Perhaps the principal of this predominantly white school had a blind spot — perhaps he did not consider the dearth of diversity in mainstream media; the overall lack of discourses about Black women’s historic and contemporary accomplishments; the negative impact that media messages have on the identity development of Black women and girls, and the importance of girls affirming their our own beauty, power, value, strength, sisterhood and self-worth. By removing the shirt, not only did the principal violate the child’s personal space and rob her of her agency, but he also sent a dangerous message to Makiyah and her peers that there wasn’t any space for her to celebrate her identity. The act of celebrating Black excellence, beauty, and brilliance is automatically treated as a threat to others — and this resistance to any manifestation of our confidence and consciousness reveals the lasting impact of white supremacy in our country. This type of reaction does not only exists in small cilos.
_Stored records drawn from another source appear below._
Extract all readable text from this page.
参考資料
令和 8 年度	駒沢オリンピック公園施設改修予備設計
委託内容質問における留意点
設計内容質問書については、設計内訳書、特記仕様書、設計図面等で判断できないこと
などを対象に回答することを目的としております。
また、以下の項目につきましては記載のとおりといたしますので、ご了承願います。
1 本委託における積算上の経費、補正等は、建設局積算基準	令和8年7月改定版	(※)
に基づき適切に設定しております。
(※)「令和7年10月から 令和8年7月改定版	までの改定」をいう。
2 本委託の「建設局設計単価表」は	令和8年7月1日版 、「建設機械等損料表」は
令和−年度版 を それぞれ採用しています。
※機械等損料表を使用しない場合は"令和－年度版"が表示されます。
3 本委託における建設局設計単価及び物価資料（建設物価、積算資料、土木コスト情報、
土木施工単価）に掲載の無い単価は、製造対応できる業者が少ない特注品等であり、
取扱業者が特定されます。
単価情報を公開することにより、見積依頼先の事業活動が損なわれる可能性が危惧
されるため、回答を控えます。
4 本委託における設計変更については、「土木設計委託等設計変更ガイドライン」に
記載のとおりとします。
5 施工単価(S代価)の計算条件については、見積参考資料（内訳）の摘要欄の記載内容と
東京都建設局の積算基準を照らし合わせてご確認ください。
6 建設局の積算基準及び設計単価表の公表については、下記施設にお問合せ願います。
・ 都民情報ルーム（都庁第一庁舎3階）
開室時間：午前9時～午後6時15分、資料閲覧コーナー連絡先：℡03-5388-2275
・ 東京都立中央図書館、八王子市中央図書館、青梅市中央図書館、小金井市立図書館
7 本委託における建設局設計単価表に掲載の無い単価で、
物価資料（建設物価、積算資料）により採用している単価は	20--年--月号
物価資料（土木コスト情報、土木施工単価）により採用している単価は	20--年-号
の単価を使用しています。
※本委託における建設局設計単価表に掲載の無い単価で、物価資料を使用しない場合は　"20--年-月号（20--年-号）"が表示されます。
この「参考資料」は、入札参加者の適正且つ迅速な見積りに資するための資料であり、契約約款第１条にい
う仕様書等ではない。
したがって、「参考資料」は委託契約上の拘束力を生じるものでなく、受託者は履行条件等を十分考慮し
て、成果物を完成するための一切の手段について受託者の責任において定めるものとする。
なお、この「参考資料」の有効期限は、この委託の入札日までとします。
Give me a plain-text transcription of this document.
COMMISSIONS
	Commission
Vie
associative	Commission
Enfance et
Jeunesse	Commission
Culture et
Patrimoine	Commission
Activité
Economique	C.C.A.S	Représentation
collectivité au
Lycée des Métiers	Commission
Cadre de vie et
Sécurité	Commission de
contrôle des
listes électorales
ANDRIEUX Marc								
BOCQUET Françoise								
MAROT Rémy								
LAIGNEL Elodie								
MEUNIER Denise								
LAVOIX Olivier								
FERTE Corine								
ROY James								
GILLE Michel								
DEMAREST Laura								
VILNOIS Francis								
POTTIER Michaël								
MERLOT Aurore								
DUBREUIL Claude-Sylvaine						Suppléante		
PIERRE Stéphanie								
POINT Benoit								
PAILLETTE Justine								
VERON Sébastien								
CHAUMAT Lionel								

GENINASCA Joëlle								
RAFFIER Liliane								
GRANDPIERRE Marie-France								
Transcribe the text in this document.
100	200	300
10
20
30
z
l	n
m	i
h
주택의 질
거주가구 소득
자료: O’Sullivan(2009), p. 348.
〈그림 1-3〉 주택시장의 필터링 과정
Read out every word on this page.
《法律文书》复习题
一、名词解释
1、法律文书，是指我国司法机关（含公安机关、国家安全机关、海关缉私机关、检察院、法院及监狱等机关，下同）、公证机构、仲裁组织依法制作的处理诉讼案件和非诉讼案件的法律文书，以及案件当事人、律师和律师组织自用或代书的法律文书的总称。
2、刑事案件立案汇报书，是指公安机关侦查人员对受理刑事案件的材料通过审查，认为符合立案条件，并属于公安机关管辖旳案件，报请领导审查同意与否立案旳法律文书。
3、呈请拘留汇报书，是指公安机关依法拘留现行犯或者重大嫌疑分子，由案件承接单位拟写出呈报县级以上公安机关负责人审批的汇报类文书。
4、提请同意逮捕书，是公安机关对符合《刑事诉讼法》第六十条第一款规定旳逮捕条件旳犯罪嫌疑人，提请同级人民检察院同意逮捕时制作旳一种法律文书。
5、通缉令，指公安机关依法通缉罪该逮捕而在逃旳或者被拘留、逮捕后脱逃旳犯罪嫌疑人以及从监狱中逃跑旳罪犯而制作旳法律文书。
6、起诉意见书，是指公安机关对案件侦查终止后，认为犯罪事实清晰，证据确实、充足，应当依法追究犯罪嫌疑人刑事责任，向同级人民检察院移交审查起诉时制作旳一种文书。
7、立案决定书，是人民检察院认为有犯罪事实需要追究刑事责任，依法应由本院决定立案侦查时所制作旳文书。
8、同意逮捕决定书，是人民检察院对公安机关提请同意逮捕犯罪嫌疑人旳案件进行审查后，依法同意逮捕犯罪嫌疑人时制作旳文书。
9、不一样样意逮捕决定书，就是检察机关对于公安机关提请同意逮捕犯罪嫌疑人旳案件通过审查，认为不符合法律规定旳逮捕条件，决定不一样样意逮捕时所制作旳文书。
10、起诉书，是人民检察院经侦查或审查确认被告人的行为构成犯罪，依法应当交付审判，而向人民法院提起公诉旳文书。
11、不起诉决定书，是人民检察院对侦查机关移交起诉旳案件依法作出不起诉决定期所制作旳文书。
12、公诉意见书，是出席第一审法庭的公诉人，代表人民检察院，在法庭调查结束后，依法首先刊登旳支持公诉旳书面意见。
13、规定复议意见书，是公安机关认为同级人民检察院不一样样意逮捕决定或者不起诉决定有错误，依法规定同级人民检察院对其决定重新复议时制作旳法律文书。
First Lady Michelle Obama was lambasted after she delivered a powerful speech during the 2015 BLACK GIRLS ROCK! Awards on Black Entertainment Television. The first lady — a Black woman and a mother of two dynamic Black daughters — was brutally criticised for reinforcing an uplifting message and supporting a movement that empowers Black women and girls around the world.

I’m often asked “what do I see for the future of BLACK GIRLS ROCK,” and my answer is always the same. It is my hope that we are creating a world that is so progressive that there will no longer be a need for BLACK GIRLS ROCK to exist. It is my hope that we are creating a cultural paradigm shift resulting in a society that protects and values Black girls along with everyone else. Unfortunately, I don’t see that day in the near future so BLACK GIRLS ROCK! will continue to exist in order to nourish the next generation of young women — to help them understand that their BLACK GIRL MAGIC is the epitome of beauty and magnificence; to remind them that they are worthy of bountiful and meaningful lives; to encouraged them to know that they are exceptional, brilliant and extraordinary; to affirm that they have significant purpose and gifts to reveal to the world; and to remind Shakara, Niya, Makiyah-Jae and all Black girls that BLACK GIRLS do MATTER. Black girls are beautiful, important, and worth protecting.